Until now, driving has been a somewhat analogue pursuit that relies on a driver’s abilities to read both the road and their vehicle. But now EVs are harnessing intelligent systems to enhance the overall driving experience. While we are still some way away from fully automated driving (and even further away from machines taking charge of specialist vehicles), technology is available now to accurately analyse a vehicle and even road conditions in real-time, providing immense value to drivers and other stakeholders.

Some of today’s electric vehicles boast connected components like sensors and responsive systems, like collision avoidance systems, that work with the driver for a safer, more comfortable drive. Brake sensors, for instance, will measure speed and terrain to help a driver apply the perfect amount of force dependant upon the road conditions. There are now even humidity sensors that designed to improve performance, reduce energy consumption, and increase safety in environments where small variations in temperature can make all the difference.

Beyond that, sensors now offer live analytics to help drivers make informed decisions on everything from how speed and terrain affect a vehicle’s range, to the behaviour of other motorists around you. These features could have a significant impact on industrial vehicles, such as haulage trucks that need to know how changing cargo levels are affecting vehicle range, or what the chances of you overtaking a nearby vehicle might be.

 

3. Maintaining connectivity

The nature of specialist vehicles means that each new design will come with its own demands. Often the challenge centres around maintaining connectivity between battery cells and components. In tough automotive environments where vibrations, terrain or weather could cause micro-separations between connected vehicle components. Selecting high-quality components that are capable of withstanding these conditions is critical to maintaining the effectiveness of the vehicle.

Passenger EV manufacturers have already rolled out a wide range of solutions to prevent such instances, such as smart connector systems that are designed to withstand high voltage environments where safety could be a concern.

Shielding is implemented in connectors to help maintain connectivity.  Layers of specialised material that protect connections from any interference that are being caused by temperature or even touch thus ensuring power and data can be reliably transferred throughout the vehicle.

 

4. Making electric components protected

With regards to shielding, the more powerful that EVs become, the higher voltage they run on, and with this comes an increased risk of electromagnetic interference. Engineers now have to have a plan for EMI-mitigating solutions as a foundation of EV manufacturing, using ever-evolving materials to prevent the signals of any one component from interfering with another.

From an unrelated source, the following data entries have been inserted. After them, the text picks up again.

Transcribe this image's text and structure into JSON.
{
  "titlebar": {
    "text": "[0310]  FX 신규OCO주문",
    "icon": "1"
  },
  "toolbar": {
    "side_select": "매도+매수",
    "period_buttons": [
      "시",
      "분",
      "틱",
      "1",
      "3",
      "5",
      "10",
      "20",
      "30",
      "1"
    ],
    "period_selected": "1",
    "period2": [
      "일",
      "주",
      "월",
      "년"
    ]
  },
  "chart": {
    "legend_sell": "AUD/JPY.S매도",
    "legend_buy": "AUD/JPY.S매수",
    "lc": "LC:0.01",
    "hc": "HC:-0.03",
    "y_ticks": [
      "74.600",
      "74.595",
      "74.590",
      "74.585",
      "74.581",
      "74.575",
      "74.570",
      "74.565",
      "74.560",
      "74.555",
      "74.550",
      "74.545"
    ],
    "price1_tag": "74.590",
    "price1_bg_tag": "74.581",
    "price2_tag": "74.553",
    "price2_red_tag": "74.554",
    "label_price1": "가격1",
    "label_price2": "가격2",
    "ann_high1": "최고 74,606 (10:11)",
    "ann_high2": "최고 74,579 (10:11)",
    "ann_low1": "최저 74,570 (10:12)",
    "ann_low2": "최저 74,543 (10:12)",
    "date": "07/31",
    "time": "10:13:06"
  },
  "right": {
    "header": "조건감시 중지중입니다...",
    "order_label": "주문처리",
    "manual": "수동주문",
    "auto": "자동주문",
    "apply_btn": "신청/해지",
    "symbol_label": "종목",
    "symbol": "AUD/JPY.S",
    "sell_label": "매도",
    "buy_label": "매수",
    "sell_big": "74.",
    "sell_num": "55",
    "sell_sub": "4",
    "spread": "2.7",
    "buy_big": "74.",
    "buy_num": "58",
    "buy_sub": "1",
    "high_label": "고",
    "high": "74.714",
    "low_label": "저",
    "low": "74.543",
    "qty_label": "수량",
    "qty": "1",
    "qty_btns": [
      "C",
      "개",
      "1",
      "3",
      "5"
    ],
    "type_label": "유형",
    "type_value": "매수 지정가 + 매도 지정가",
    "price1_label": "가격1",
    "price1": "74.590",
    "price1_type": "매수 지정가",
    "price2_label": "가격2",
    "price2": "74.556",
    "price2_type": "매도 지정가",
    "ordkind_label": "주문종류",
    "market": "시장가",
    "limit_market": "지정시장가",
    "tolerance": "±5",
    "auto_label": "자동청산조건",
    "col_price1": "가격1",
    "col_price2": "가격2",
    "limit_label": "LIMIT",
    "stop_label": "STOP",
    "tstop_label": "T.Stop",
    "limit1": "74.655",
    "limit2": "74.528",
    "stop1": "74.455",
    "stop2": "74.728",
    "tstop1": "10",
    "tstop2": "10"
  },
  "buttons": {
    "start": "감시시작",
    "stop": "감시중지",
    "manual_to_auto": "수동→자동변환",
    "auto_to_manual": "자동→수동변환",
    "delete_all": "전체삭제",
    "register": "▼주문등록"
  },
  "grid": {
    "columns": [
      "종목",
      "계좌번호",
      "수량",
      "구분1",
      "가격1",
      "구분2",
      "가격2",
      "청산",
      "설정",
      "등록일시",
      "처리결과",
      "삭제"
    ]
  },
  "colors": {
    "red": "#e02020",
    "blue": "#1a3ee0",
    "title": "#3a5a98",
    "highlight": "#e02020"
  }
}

Today’s headers and connectors are already robustly designed to safely deliver high currents and voltages with shielding that will prevent EMI – and this trend is only set to continue.

This is an incredibly exciting time in the electric vehicle market, as its rise to prominence is not only dependent, but itself founded, on innovation and the practical application of groundbreaking technologies. As such companies, are finding new solutions on an ongoing basis that will ensure electric becomes the power source of the future.